The core of the solution is obvious and comes in two parts. First, make it easier to immigrate legally. All those who are free of serious disease, substantial criminal history, and ties to terror should be allowed to move here, live, work, and eventually qualify for citizenship. Restrict government benefits for a probation period, if we must, and ship back the ones who fail to meet our expectations of lawfulness, but give them a shot. Second, illegal immigration should be much harder. Make the words “Border Patrol” means something. Enforce employment restrictions. Kick ‘em out when we find ‘em.

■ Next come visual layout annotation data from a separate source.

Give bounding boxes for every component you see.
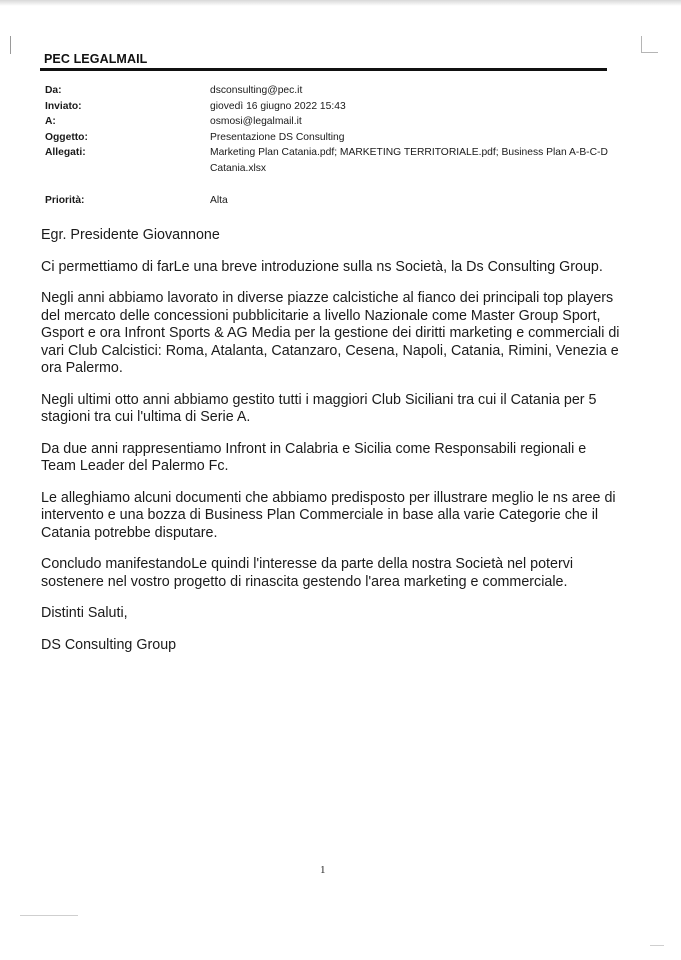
letter-paragraph: Negli anni abbiamo lavorato in diverse piazze calcistiche al fianco dei principali top players del mercato delle concessioni pubblicitarie a livello Nazionale come Master Group Sport, Gsport e ora Infront Sports & AG Media per la gestione dei diritti marketing e commerciali di vari Club Calcistici: Roma, Atalanta, Catanzaro, Cesena, Napoli, Catania, Rimini, Venezia e ora Palermo.: [41, 290, 620, 376]
sent-value: giovedì 16 giugno 2022 15:43: [210, 100, 346, 112]
from-label: Da:: [45, 85, 62, 96]
sent-label: Inviato:: [45, 100, 82, 112]
attachments-line-1: Marketing Plan Catania.pdf; MARKETING TERRITORIALE.pdf; Business Plan A-B-C-D: [210, 147, 608, 158]
letter-paragraph: Le alleghiamo alcuni documenti che abbiamo predisposto per illustrare meglio le ns aree di intervento e una bozza di Business Plan Commerciale in base alla varie Categorie che il Catania potrebbe disputare.: [41, 489, 616, 541]
scan-crop-mark-right: [641, 36, 658, 53]
page-edge-shadow: [0, 0, 681, 6]
letter-salutation: Egr. Presidente Giovannone: [41, 227, 220, 243]
attachments-label: Allegati:: [45, 147, 86, 158]
scan-smudge: [20, 915, 78, 916]
to-label: A:: [45, 116, 56, 127]
from-value: dsconsulting@pec.it: [210, 85, 303, 96]
subject-label: Oggetto:: [45, 131, 88, 143]
meta-spacer: [45, 176, 625, 193]
letter-paragraph: Ci permettiamo di farLe una breve introduzione sulla ns Società, la Ds Consulting Group.: [41, 258, 603, 275]
header-divider: [40, 68, 607, 71]
email-metadata: [45, 83, 625, 209]
subject-value: Presentazione DS Consulting: [210, 131, 345, 143]
attachments-value: [210, 145, 625, 176]
pec-header-title: PEC LEGALMAIL: [44, 52, 148, 66]
letter-paragraph: Concludo manifestandoLe quindi l'interesse da parte della nostra Società nel potervi sostenere nel vostro progetto di rinascita gestendo l'area marketing e commerciale.: [41, 556, 574, 590]
priority-label: Priorità:: [45, 195, 85, 206]
attachments-line-2: Catania.xlsx: [210, 162, 267, 174]
letter-paragraph: Da due anni rappresentiamo Infront in Calabria e Sicilia come Responsabili regionali e Team Leader del Palermo Fc.: [41, 440, 587, 474]
priority-value: Alta: [210, 195, 228, 206]
scan-crop-mark-left: [10, 36, 11, 54]
meta-row-priority: [45, 193, 625, 209]
meta-row-attachments: [45, 145, 625, 176]
meta-row-sent: [45, 99, 625, 115]
meta-row-to: [45, 114, 625, 130]
to-value: osmosi@legalmail.it: [210, 116, 302, 127]
meta-row-subject: [45, 130, 625, 146]
page-number: 1: [320, 864, 326, 876]
meta-row-from: [45, 83, 625, 99]
letter-body: [41, 227, 621, 668]
scan-corner-mark: [650, 945, 664, 946]
letter-signature: DS Consulting Group: [41, 636, 177, 653]
letter-closing: Distinti Saluti,: [41, 605, 128, 621]
letter-paragraph: Negli ultimi otto anni abbiamo gestito tutti i maggiori Club Siciliani tra cui il Catania per 5 stagioni tra cui l'ultima di Serie A.: [41, 391, 597, 425]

What about the illegals who are already here? How should we handle them? Because we share a large portion of the blame for them being here, and their primary crime is wanting to be American at any cost, we should give those folks the same chance we’d give their kin back home. Let them start the road to citizenship. We should punish them no more than refusing to give them credit for their time on the wrong side of the law. Those who would otherwise qualify, allow them to live and work here and after time apply for citizenship. Those who wouldn’t have gotten in anyway shouldn’t be allowed to stay just because they happened to dodge detection for so long.
Ultimately, those who want to come here for the right reasons will do so through legal channels if we are appropriately open to them. Illegal status will become more than a badge of mere desperation - it will become an actual stigma, borne only by those who shouldn’t be here in the first place. It will no longer be consistent with the redeeming qualities that many immigrants, legal and otherwise, currently possess. Most important, it will help us return to our roots as a nation of people who come from somewhere else.